The efforts to deescalate were not just happening in Little Village. Unity vigils and marches went on all last week and continued into the weekend.
“Promoting peace” on the Far Southeast Side
Several hundred residents in South Chicago held a unity march on Friday.
“I am promoting peace just as much as I can, not just against the police, but also against each other, too, because we can’t fight the big problem if we are here fighting each other,” said Federico Robles, a tattoo artist who was streaming the march on Facebook.
Robles said he was in a gang years ago. “This is el barrio [the neighborhood], where all of our abuelitas and tios and tias have businesses, and to let somebody demolish that, that’s not gonna go,” he said.
But he said he won’t tolerate violence against African Americans, and that’s why he was marching.
“Whoever started this racial war, somebody got out of line and slipped up,” he said.
On the West Side, calming down young gang members
Hundreds of protesters were out Saturday night in many parts of the city, including the Humboldt Park neighborhood, where some residents have been acting both as vigilantes and peacekeepers.
“We are trying to educate our young Latino brothers out here, because with no guidance they are going to act ignorant,” said Pete, a member of the Latin Kings street gang who declined to give his full name.
“A lot of the guys didn’t have self-control. We are trying to change that,” he said
Pete said he has been a gang member since he was 12, but is no longer on the streets gangbanging. When the looting erupted, he began patrolling the streets.
“We are just going around, stopping in our local business that we usually shop in, making sure that everything is good, that everything is still running the same way,” Pete said adding, that in his neighborhood social media also ignited most of the anti-black sentiment and violence.
Pete said he was armed just like other peers who were out patrolling.
“We are kind of always armed,” he said. “We live in Chicago and you always gotta watch yourself.”
Latinx launch hotline to aid black Chicagoans
Other activists have taken a different approach to building black and Latino unity.
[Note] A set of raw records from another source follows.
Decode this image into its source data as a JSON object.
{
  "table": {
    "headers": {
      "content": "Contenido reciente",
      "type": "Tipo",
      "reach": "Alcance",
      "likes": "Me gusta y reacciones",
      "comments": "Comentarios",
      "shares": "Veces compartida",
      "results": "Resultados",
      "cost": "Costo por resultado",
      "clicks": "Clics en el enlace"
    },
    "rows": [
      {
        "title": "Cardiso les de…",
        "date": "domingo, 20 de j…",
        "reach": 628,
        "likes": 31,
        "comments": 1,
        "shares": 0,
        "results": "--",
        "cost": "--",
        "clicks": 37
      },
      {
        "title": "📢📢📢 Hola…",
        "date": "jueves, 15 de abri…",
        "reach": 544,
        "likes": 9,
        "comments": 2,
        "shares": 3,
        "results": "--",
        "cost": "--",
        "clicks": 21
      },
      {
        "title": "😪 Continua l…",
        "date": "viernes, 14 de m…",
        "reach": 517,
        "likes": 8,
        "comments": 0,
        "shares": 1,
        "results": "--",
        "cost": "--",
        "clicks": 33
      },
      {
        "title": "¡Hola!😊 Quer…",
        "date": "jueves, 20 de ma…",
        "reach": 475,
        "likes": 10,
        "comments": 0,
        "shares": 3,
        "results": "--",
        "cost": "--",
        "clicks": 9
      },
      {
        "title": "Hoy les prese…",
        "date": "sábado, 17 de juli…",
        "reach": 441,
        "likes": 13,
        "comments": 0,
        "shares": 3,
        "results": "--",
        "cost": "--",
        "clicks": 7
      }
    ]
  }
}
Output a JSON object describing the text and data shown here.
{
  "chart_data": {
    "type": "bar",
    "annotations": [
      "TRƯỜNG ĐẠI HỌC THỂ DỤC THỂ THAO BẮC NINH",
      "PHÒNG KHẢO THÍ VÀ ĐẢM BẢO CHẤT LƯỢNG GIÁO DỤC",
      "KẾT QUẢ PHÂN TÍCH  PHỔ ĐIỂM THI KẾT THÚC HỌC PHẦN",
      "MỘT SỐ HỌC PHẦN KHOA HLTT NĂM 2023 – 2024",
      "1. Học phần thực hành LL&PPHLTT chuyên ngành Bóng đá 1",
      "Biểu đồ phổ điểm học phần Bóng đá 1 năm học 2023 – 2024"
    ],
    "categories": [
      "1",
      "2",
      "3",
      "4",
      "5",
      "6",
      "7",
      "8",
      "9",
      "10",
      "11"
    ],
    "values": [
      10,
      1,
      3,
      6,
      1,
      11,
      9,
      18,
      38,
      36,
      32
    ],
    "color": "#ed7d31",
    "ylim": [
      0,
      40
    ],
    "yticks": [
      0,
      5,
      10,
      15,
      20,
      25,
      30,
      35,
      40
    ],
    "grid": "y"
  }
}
“So a bunch of us who are involved in the community, we organized a rapid response group,” said Mah Nu, a Latinx artist. The initiative also includes a hotline.
“Black people that don’t feel safe in Chicago can call us,” Mah Nu explained.
In just two days, the group received more than 40 calls from African Americans asking for car rides or safe housing. Mah Nu takes on shifts in the afternoon and evenings to monitor the police scanner in districts where violence has erupted.
This past weekend, Mah Nu said, the calls declined and things were quieter.
“I hope that they are decreasing because people are feeling a lot more safe,” Mah Nu said.
Many say the recent tensions have forced a conversation between the black community and Latinos that has been pushed under the rug.
“This moment is really redefining that for a lot of folks,” Burton said, adding that he is not angry at gangs who were out after the looting. They were protecting their neighborhoods, he said.
“The reason why they are in the positions that they are right now is because of a system that was never built in our favor in the first place,” he said. The next step, he believes, is learning to let go of racial stereotypes and focus on ending police brutality — the problem that sparked protests in the first place.